Moring: We need to see more venture capital firms created to focus on different industries and stages. A robust venture capital market requires many different kinds of investors at different early stages of company formation and focused on different sectors. As part of this, we are encouraged to see more and more experienced angel investors backing new companies. Lastly, most other states have institutional investors that back emerging venture capital firms. For example, pension funds in Texas have emerging manager programs, investing in VC funds in the early years. This emerging manager allocation is a huge catalyst and a missing piece of financial infrastructure in Oklahoma. The motivation for these institutional investors are returns; often emerging managers outperform as they leverage expertise in new trends.

What are some of the current entrepreneurial resources available that startups might not be aware are available to them?

Spann: Many startups might not be aware of the accelerator and incubator programs — such as OU’s Tom Love Innovation Hub, i2E and the Norman Economic Development Coalition — that can help them with matters like early-stage technology development, intellectual property protection and proof-of-concept work. And high-potential startups that graduate from such programs or that get to the point of starting the commercialization process on their own could benefit from scaling guidance offered by the BSV venture studio. In addition, startups led by minorities, women and socially and economically disadvantaged individuals should contact the firms that have been designated for investment by OCAST, which places a priority on supporting such startups. In fact, Boyd Street Ventures established the Boyd Street Endowment Fund to support minority-, female- and SEDI-led companies almost a year before receiving the OCAST investment.

Moring: Hosting your business in a state-certified incubator not only provides you with access to resources but also to tremendous state income tax incentives. Community groups like 1 Million Cups and the Oklahoma Venture Forum offer entrepreneurs a place to share about their early-stage companies and get feedback from the community in a low-risk environment. Events like Tech++, the Innovation District’s happy hours and Cortado’s own quarterly Founder Hour offer entrepreneurs a chance to network and learn from others in the tech community.

With increased competition among venture capital investments groups, how do you ensure growth for all players?

Briggs: More funds in existence means more opportunities for funding for everyone.

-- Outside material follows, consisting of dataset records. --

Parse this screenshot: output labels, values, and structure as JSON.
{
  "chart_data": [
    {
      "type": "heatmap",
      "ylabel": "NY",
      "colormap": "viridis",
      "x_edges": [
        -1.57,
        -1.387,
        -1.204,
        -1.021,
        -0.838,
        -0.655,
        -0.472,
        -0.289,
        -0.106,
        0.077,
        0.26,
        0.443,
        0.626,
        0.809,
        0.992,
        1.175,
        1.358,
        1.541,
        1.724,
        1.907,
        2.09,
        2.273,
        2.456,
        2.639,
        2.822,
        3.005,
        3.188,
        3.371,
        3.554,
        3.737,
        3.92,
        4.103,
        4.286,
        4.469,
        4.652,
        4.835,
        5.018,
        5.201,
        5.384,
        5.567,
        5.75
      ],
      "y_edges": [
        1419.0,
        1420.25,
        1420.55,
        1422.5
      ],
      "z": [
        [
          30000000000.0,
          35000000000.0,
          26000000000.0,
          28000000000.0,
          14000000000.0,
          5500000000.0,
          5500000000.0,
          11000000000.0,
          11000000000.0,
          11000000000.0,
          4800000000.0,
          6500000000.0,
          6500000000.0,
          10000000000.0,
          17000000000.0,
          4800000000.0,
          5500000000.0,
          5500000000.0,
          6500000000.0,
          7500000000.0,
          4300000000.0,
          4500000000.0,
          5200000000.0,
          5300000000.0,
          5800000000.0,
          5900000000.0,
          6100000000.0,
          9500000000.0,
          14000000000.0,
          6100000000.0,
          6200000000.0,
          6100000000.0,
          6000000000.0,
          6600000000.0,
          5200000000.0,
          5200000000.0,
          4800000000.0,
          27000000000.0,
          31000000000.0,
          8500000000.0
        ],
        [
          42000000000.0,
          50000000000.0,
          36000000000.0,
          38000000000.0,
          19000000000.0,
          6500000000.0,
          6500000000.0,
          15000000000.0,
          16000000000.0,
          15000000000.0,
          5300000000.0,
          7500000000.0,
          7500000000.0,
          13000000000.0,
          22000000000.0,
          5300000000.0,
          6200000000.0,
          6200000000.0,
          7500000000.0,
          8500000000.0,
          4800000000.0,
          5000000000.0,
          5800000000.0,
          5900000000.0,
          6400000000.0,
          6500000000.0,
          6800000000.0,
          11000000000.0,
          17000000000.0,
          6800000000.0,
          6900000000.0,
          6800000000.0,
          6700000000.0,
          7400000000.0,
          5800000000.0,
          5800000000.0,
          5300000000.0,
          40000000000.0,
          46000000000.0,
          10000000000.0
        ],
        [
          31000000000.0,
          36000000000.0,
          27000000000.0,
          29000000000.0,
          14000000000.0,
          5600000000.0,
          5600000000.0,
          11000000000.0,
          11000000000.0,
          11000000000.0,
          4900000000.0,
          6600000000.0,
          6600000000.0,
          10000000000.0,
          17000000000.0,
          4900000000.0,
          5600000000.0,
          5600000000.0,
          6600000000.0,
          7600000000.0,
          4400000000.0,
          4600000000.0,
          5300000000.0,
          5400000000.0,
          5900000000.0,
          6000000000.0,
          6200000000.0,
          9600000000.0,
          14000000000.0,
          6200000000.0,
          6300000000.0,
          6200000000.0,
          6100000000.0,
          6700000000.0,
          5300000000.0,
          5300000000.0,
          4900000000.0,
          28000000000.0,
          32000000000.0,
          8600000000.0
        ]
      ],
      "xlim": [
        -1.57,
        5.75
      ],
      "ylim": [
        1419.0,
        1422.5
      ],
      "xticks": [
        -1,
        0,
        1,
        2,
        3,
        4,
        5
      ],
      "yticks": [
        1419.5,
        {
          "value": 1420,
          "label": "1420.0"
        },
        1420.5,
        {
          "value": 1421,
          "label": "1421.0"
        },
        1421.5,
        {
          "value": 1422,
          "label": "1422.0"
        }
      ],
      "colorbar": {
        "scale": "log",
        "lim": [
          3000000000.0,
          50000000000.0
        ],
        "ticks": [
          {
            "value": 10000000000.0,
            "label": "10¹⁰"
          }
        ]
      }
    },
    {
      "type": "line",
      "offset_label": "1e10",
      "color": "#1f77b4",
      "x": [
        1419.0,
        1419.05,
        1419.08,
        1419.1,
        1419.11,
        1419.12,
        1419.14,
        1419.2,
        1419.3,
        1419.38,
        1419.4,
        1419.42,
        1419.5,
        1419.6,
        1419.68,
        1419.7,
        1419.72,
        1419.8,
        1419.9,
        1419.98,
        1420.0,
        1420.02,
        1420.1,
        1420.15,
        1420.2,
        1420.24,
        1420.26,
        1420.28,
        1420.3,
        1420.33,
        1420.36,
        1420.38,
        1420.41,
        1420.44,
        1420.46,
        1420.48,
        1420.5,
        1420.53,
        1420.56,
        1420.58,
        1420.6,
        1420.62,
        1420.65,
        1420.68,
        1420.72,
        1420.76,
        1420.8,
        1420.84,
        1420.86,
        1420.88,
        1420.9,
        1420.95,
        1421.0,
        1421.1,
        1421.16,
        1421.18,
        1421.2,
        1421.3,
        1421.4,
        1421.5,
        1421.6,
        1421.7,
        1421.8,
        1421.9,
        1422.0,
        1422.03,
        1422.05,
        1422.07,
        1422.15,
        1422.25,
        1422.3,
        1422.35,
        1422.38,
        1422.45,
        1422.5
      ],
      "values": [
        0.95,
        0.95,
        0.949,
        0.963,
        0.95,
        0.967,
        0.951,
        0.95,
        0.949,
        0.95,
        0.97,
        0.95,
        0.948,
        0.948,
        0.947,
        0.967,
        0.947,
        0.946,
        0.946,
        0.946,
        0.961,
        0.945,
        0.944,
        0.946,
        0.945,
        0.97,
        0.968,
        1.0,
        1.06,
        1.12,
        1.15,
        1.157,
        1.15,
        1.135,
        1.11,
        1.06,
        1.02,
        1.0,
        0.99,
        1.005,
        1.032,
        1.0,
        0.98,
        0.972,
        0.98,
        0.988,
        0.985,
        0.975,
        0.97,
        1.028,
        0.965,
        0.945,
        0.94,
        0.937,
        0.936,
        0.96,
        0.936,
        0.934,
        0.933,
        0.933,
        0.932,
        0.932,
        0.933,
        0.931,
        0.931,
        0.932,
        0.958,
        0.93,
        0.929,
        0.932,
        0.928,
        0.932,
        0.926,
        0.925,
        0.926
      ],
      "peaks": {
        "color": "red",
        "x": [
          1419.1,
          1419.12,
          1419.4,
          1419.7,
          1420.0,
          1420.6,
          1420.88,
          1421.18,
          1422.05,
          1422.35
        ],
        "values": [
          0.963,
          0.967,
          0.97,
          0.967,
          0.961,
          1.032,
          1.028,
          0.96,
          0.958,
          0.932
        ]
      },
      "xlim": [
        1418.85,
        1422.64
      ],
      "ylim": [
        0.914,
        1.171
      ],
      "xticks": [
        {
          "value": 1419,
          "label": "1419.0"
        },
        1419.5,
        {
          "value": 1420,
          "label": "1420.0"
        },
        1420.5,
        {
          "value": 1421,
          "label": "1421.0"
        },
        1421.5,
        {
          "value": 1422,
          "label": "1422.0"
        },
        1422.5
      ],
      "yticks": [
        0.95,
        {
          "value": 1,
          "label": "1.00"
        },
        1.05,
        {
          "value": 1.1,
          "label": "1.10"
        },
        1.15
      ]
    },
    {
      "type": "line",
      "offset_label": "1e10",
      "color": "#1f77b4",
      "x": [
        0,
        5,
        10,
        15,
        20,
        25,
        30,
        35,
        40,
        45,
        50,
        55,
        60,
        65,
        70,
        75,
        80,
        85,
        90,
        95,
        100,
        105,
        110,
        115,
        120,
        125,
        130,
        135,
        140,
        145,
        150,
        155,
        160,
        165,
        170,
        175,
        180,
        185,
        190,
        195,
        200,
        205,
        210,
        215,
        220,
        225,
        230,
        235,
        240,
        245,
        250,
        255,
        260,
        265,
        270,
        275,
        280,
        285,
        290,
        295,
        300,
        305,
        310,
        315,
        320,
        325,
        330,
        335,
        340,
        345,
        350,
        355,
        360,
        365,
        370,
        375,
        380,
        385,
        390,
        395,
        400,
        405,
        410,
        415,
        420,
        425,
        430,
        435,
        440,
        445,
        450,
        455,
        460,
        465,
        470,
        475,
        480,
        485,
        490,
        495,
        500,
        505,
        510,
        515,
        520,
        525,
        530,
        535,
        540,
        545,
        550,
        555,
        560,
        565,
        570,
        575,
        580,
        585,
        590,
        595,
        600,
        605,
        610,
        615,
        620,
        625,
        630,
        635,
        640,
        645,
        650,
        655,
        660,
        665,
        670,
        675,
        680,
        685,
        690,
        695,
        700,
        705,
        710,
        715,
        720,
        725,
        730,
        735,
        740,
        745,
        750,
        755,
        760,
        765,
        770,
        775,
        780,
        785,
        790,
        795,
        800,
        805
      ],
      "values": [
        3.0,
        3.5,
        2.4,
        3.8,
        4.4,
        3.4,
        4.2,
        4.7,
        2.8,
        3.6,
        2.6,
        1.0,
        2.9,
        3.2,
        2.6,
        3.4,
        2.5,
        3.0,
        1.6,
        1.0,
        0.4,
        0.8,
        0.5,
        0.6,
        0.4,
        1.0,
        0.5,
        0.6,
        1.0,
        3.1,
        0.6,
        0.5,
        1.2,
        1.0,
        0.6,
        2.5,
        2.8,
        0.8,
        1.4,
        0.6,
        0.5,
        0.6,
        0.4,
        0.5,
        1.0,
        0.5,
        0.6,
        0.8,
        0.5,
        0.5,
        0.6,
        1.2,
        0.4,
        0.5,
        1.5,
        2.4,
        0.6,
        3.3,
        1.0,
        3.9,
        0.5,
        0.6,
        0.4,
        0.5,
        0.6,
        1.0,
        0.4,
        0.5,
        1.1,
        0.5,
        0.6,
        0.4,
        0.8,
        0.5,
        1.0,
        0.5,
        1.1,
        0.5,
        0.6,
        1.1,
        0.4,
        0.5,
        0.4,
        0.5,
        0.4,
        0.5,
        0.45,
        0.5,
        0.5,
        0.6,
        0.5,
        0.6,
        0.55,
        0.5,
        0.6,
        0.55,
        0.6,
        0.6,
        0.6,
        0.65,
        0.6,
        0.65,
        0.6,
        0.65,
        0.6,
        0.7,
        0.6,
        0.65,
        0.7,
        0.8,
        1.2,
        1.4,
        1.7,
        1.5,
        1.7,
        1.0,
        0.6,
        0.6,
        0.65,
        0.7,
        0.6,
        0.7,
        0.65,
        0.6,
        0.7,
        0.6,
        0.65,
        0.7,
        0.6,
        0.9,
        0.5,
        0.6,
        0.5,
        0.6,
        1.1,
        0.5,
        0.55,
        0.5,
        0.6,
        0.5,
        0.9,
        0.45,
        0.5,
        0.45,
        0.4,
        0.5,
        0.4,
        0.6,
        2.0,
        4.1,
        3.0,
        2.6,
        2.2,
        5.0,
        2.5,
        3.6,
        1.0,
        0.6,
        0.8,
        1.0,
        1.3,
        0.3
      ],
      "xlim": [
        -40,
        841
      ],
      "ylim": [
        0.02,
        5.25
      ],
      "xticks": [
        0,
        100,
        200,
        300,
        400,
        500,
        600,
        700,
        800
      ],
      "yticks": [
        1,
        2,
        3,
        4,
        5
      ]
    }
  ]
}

The most competitive funds are those that invest conscientiously. 

Spann: Given the wealth of innovative research and development initiatives being pursued at OU and other universities and by other talented, driven entrepreneurs throughout the state, we believe there is ample potential for all of Oklahoma’s current venture capital firms and many more. The key will be to help investors in and outside of Oklahoma appreciate the caliber of the innovation being generated by the state’s most talented entrepreneurs and the many advantages of venture capital investing.

Moring: Oklahoma’s venture ecosystem is still quite young, and we are much more collaborative than competitive. For example, we have one portfolio company in which four different major Oklahoma venture funds are invested together. It’s crucial that we work together, when possible, to get deals done for Oklahoma companies.

Justin Briggs
Biologist and Prime Movers Lab partner
Prime Movers Lab invests in scientific startups focused on energy, transportation, infrastructure, manufacturing, human augmentation and agriculture. 

James Spann
Boyd Street Ventures founder and managing partner
Boyd Street Ventures provides funding for startups within the University of Oklahoma ecosystem.


Susan Moring
Cortado Ventures principal
Cortado Ventures is an early-stage venture capital firm investing in businesses leveraging technology to scale in the fintech, biotech, aerospace, ag tech, energy tech and manufacturing and logistics sectors.